“E ninguém nem percebia
Que o real e a fantasia se separam no final”
(canção em Dois Tempos – Vital Farias)
Há uma grande decepção com vários artistas brasileiros por falta de posicionamento às causas populares, alguns inclusive que cruzaram a linha, se posicionando francamente favoráveis à figuras repugnantes como Bolsonaro, outros com posturas contra ciência, no caso da pandemia, revelando uma profunda ignorância ou que foram vítimas das fake news.
É sempre muito difícil separar a grandeza de um artista de suas posições políticas, então, quase sempre, passa-se a ter uma visão negativa, não das questões políticas, mas sobre a própria obra deles, o que parece injusto, mesmo que compreensível tal atitude, especialmente em conjunturas extremamente acirradas, ou de ruptura histórica com valores universais de civilidade e de humanismo.
De certa forma a função do artista é transgredir, trazer algo transformador para a vida do cidadão comum, como se ele fosse uma espécie de porta-voz de sentimentos que rompem a realidade tão dura das pessoas. Suas poesias, canções, voz, interpretação são janelas para novos sonhos, imaginar um mundo diferente, sair do lugar em que se (sobre) vive.
E não é fácil lidar quando os artistas se tornam mero reprodutores do sistema, sem nenhuma visão crítica e que possa expressar uma inconformidade com a situação social ou política do país.
A repulsa ou os “cancelamentos” acabam por reduzir o debate, ao gosto ou não gosto, o que, em última análise, perde-se o debate o político e também a chance de entender as contradições humanas de que não escapam, nós e os próprios artistas.
Outro viés desse tempo cruel é julgar obras monumentais com nossos olhos dos dias presentes, dos valores em voga nessa quadrada histórica. Por exemplo, ontem defendi o grande Machado de Assis, que estava sendo “cancelado” por ser leitura difícil, portanto, chato.

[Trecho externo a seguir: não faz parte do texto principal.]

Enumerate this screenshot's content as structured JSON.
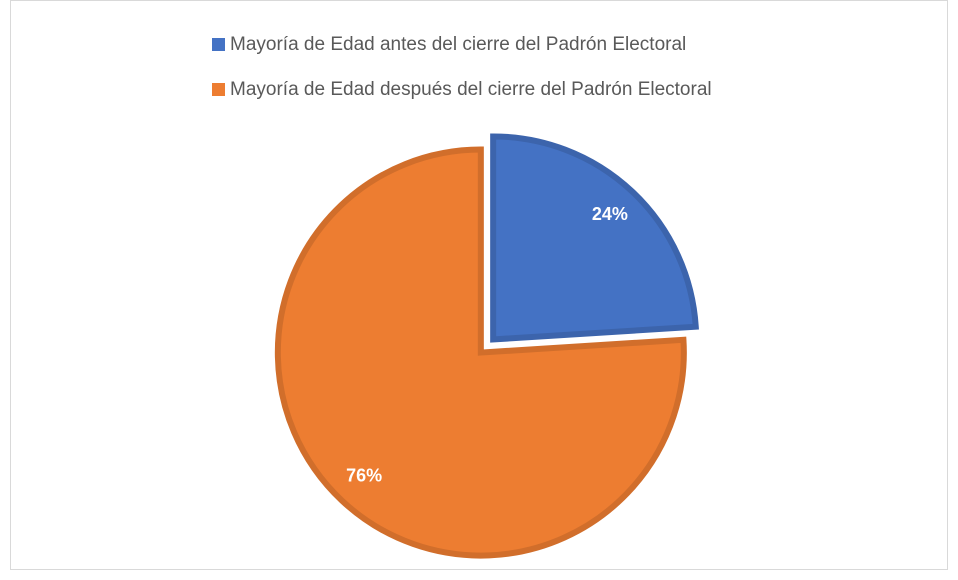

Depois de publicar o texto, deparei-me com comentários de Machado de Assis, um “mulato”, não assumia a sua negritude, e não teve postura de enfrentar as mazelas pós escravidão, assim, Machado, não teria nenhum valor literário especial. É sério, fiquei em choque. mas nem tanto. Anos atrás, pessoas bem pensantes com viés de esquerda, queria alterar as obras de Monteiro Lobato por serem racistas.
Do meu ponto de vista, ambas as questões apresentadas acima, vão pelo mesmo caminho, qual seja; a dificuldade de entender a função do artista, sua liberdade política e ideológica, a compreensão da época histórica e as circunstâncias em que as obras foram escritas, tendo visão crítica, mas não virar censores nem de artistas, muito menos das grandes obras fundamentais da humanidade, inclusive, das contradições internas que elas eventualmente carreguem.
Como “proibir” Shakespeare, Dante, Machado de Assis, Monteiro Lobato? Deixar de curtir as músicas de Vital Farias, Elomar? Criar catálogos ou índex sobre obras, personalidades, estaremos agindo como censores, queimadores de obras, como os nazistas fizeram, a produção humana é cheia de beleza e dor, as contradições, é o que as tornam tão fundamentais.
Penso que não precisamos criar textos de apoio para explicar as obras, ou aos artistas, apenas ouvir, ler, sem medo de “macular” o que pensamos. Como não podemos “dirigir” a sensibilidade dos outros, achando que somos melhores, pois assimilamos de forma diferente o valor de cada um artista ou de uma obra escrita, pintada, esculpida.
Viva a Humanidade e seus gênios criativos.